A study of the legislative history of these two sections is instructive. Section 15 was amended by 1980 PA 465, 1989 PA 95, and 1996 PA 590. The first amendatory act, 1980 PA 465, required the Secretary of State to follow the procedures set forth in subsection (2) but made no change in that officer's duty to forward investigation results to the Attorney General for enforcement of criminal penalties.
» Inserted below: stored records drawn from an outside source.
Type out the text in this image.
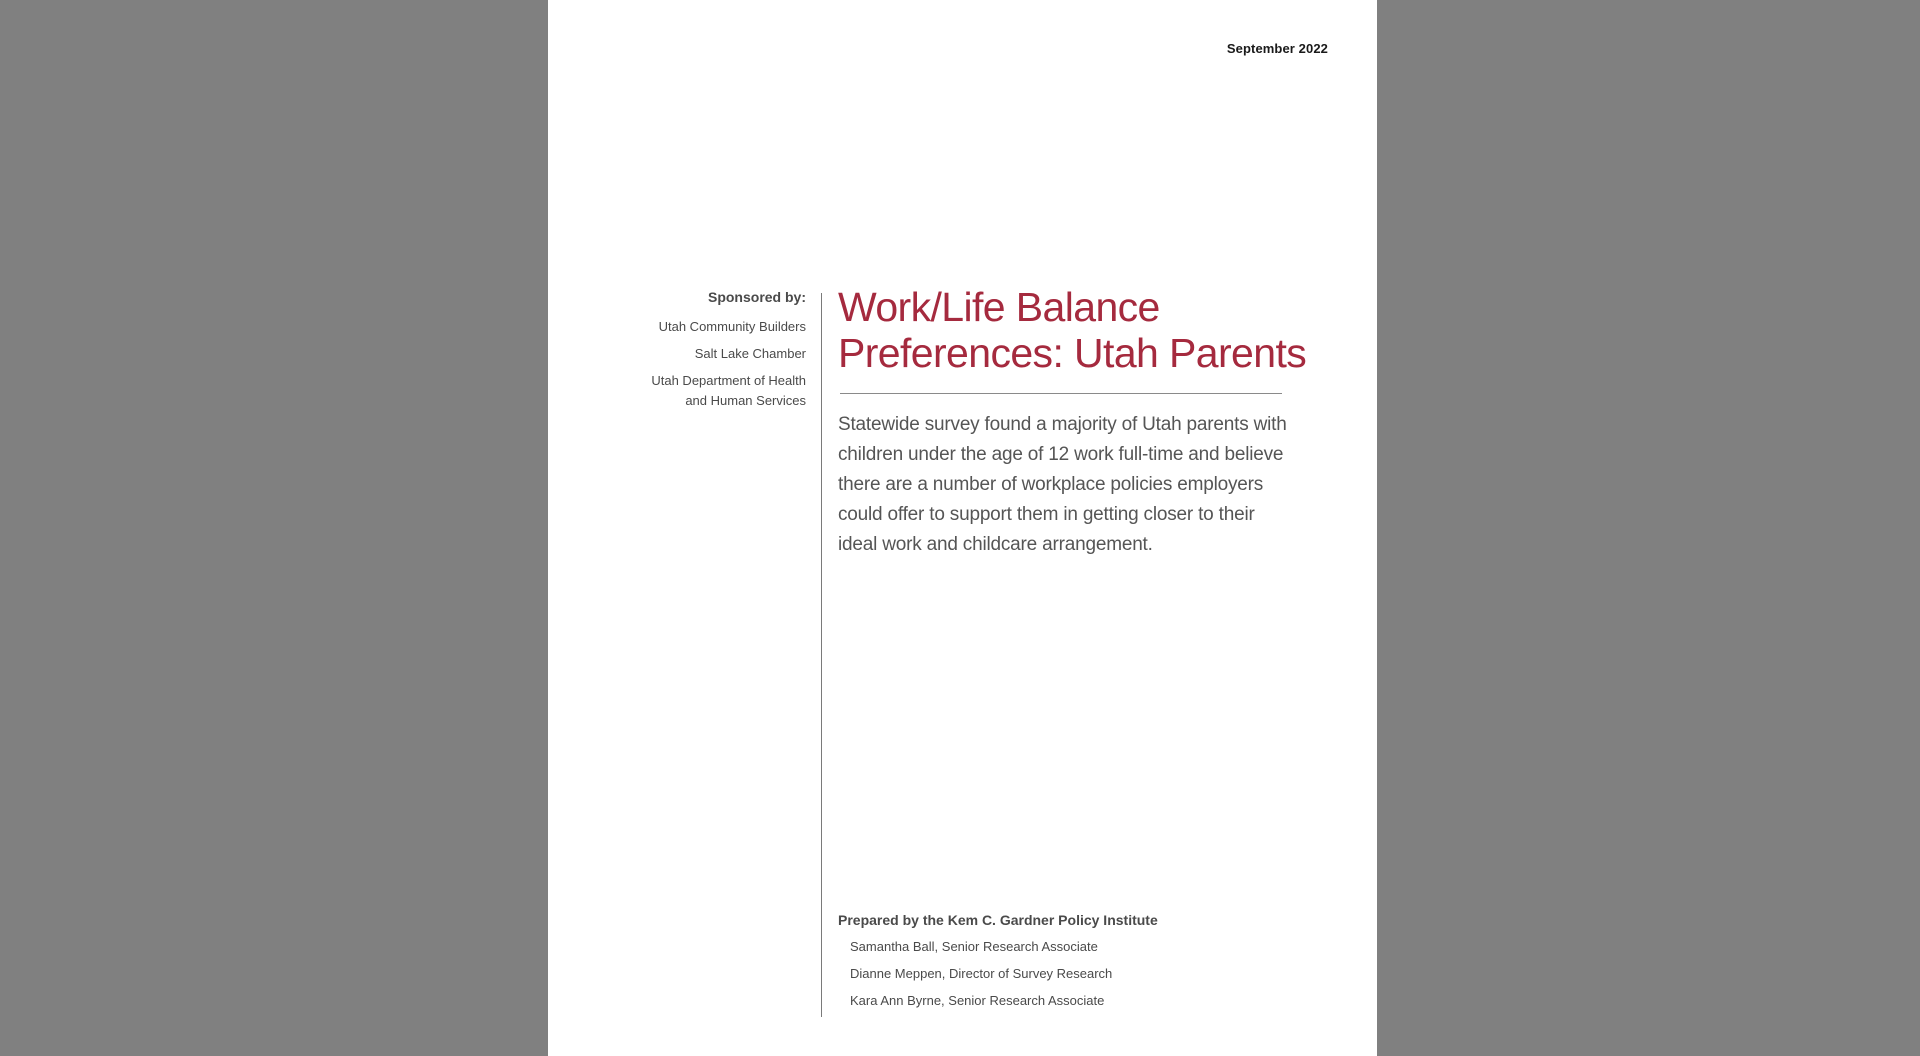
September 2022
Sponsored by:
Utah Community Builders
Salt Lake Chamber
Utah Department of Health
and Human Services
Work/Life Balance
Preferences: Utah Parents

Statewide survey found a majority of Utah parents with children under the age of 12 work full-time and believe there are a number of workplace policies employers could offer to support them in getting closer to their ideal work and childcare arrangement.

Prepared by the Kem C. Gardner Policy Institute
Samantha Ball, Senior Research Associate
Dianne Meppen, Director of Survey Research
Kara Ann Byrne, Senior Research Associate
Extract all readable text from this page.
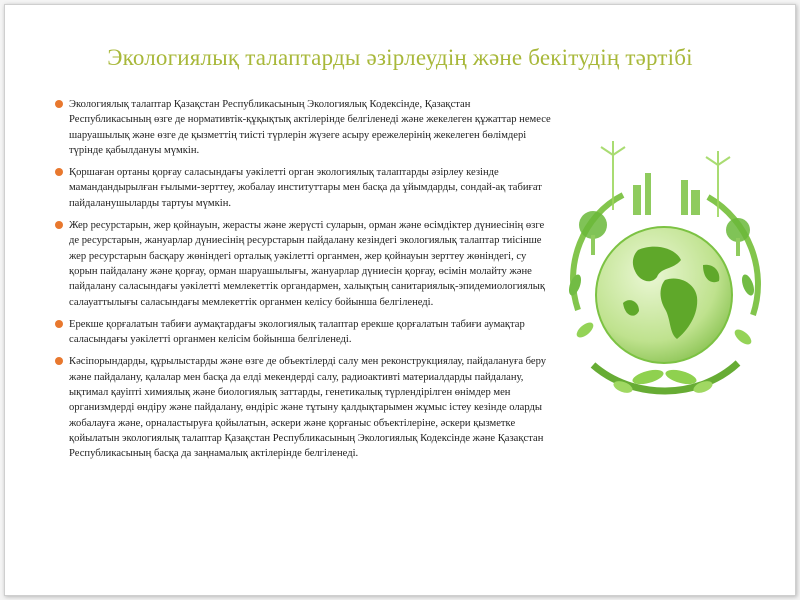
Экологиялық талаптарды әзірлеудің және бекітудің тәртібі
Экологиялық талаптар Қазақстан Республикасының Экологиялық Кодексінде, Қазақстан Республикасының өзге де нормативтік-құқықтық актілерінде белгіленеді және жекелеген құжаттар немесе шаруашылық және өзге де қызметтің тиісті түрлерін жүзеге асыру ережелерінің жекелеген бөлімдері түрінде қабылдануы мүмкін.
Қоршаған ортаны қорғау саласындағы уәкілетті орган экологиялық талаптарды әзірлеу кезінде мамандандырылған ғылыми-зерттеу, жобалау институттары мен басқа да ұйымдарды, сондай-ақ табиғат пайдаланушыларды тартуы мүмкін.
Жер ресурстарын, жер қойнауын, жерасты және жерүсті суларын, орман және өсімдіктер дүниесінің өзге де ресурстарын, жануарлар дүниесінің ресурстарын пайдалану кезіндегі экологиялық талаптар тиісінше жер ресурстарын басқару жөніндегі орталық уәкілетті органмен, жер қойнауын зерттеу жөніндегі, су қорын пайдалану және қорғау, орман шаруашылығы, жануарлар дүниесін қорғау, өсімін молайту және пайдалану саласындағы уәкілетті мемлекеттік органдармен, халықтың санитариялық-эпидемиологиялық салауаттылығы саласындағы мемлекеттік органмен келісу бойынша белгіленеді.
Ерекше қорғалатын табиғи аумақтардағы экологиялық талаптар ерекше қорғалатын табиғи аумақтар саласындағы уәкілетті органмен келісім бойынша белгіленеді.
Кәсіпорындарды, құрылыстарды және өзге де объектілерді салу мен реконструкциялау, пайдалануға беру және пайдалану, қалалар мен басқа да елді мекендерді салу, радиоактивті материалдарды пайдалану, ықтимал қауіпті химиялық және биологиялық заттарды, генетикалық түрлендірілген өнімдер мен организмдерді өндіру және пайдалану, өндіріс және тұтыну қалдықтарымен жұмыс істеу кезінде оларды жобалауға және, орналастыруға қойылатын, әскери және қорғаныс объектілеріне, әскери қызметке қойылатын экологиялық талаптар Қазақстан Республикасының Экологиялық Кодексінде және Қазақстан Республикасының басқа да заңнамалық актілерінде белгіленеді.
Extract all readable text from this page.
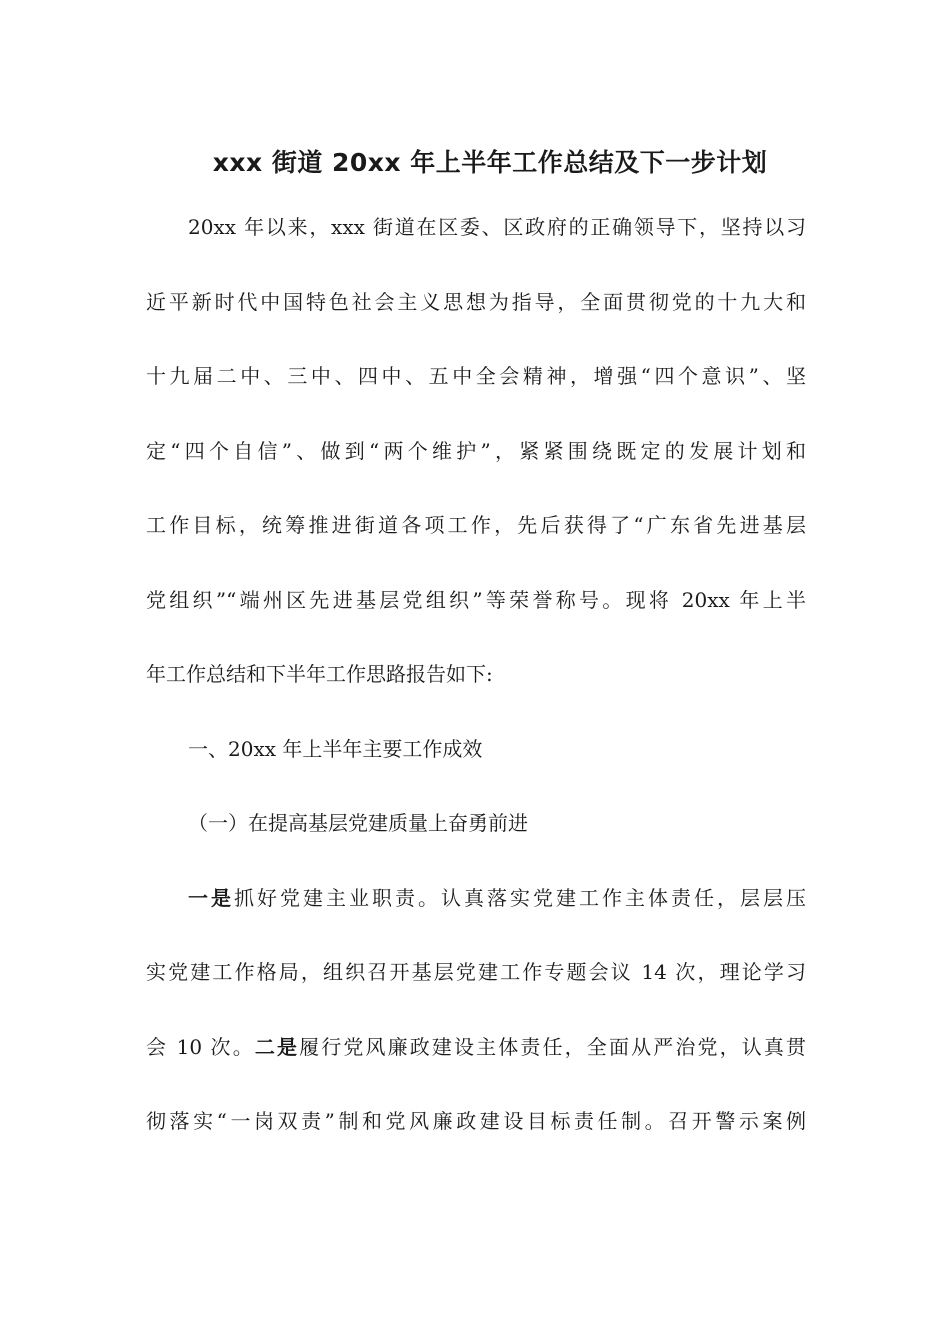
xxx 街道 20xx 年上半年工作总结及下一步计划
20xx 年以来，xxx 街道在区委、区政府的正确领导下，坚持以习
近平新时代中国特色社会主义思想为指导，全面贯彻党的十九大和
十九届二中、三中、四中、五中全会精神，增强“四个意识”、坚
定“四个自信”、做到“两个维护”，紧紧围绕既定的发展计划和
工作目标，统筹推进街道各项工作，先后获得了“广东省先进基层
党组织”“端州区先进基层党组织”等荣誉称号。现将 20xx 年上半
年工作总结和下半年工作思路报告如下:
一、20xx 年上半年主要工作成效
（一）在提高基层党建质量上奋勇前进
一是抓好党建主业职责。认真落实党建工作主体责任，层层压
实党建工作格局，组织召开基层党建工作专题会议 14 次，理论学习
会 10 次。二是履行党风廉政建设主体责任，全面从严治党，认真贯
彻落实“一岗双责”制和党风廉政建设目标责任制。召开警示案例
The second amendatory act, 1989 PA 95, rewrote section 15, assigned a new number (7) to the subsection regarding referrals to the Attorney General, and made referrals to the Attorney General permissive rather than mandatory. 1989 PA 95 became effective on June 21, 1989. Section 15(7) currently provides that:
When a report or statement is filed pursuant to this act, the secretary of state shall review the report or statement and may investigate an apparent violation of this act pursuant to the rules promulgated pursuant to this act. If the secretary of state determines that there may be reason to believe a violation of this act has occurred and the procedures prescribed in subsection (5) have been complied with, the secretary of state may refer the matter to the attorney general for the enforcement of any criminal penalty provided by this act, or commence a hearing under subsection (6) to determine whether a civil violation of this act has occurred.
On April 18, 1989, the Michigan Court of Appeals rendered its decision in Forster v Delton School Dist, 176 Mich App 582, 585; 440 NW2d 421 (1989), construing section 15 of the MCFA, and observed that:
The campaign financing act also provides for criminal penalties for knowing violation of the act, and enforcement for such knowing violation may be prosecuted by the Attorney General or local prosecuting attorneys.
Because the campaign financing act creates new rights and imposes new duties, the remedies provided in the act are the exclusive means by which the act may be enforced. Since the act provides an adequate remedy to enforce its provisions, no private right of action may be inferred.
The third amendatory act, 1996 PA 590, amended section 15 of the MCFA but made no change in subsection (7) regarding referrals. This amendment did, however, add a new subsection (9) to provide that:
There is no private right of action, either in law or in equity, pursuant to this act. The remedies provided in this act are the exclusive means by which the act may be enforced and by which any harm resulting from a violation of this act may be redressed.
Amendments to statutes which include language previously subjected to judicial construction are presumed to have been adopted in the light of the prior construction. Van Antwerp v State, 334 Mich 593, 604; 55 NW2d 108 (1952); People v Powell, 280 Mich 699, 703; 274 NW 372 (1937). If the Legislature disagreed with the Court of Appeals' 1989 interpretation of the MCFA, it could have amended the statute. From a plain reading of sections 15 and 33 of the MCFA, and giving meaning and effect to these provisions, it is clear that the Legislature did not intend to confer exclusive authority upon Michigan's Attorney General, to the exclusion of county prosecuting attorneys, regarding enforcement of the MCFA's criminal provisions.
The Legislature has provided that county prosecuting attorneys shall, in their respective counties, prosecute all civil and criminal matters in which the state or county may be interested. MCL 49.153; MSA 5.751. Nothing contained in the MCFA diminishes the authority of county prosecutors to prosecute crimes committed in their respective counties.
It is my opinion, therefore, that Michigan's Attorney General does not have the exclusive authority to enforce the criminal provisions of Michigan's campaign finance act. The enforcement of such provisions may be prosecuted by the Attorney General or by county prosecuting attorneys.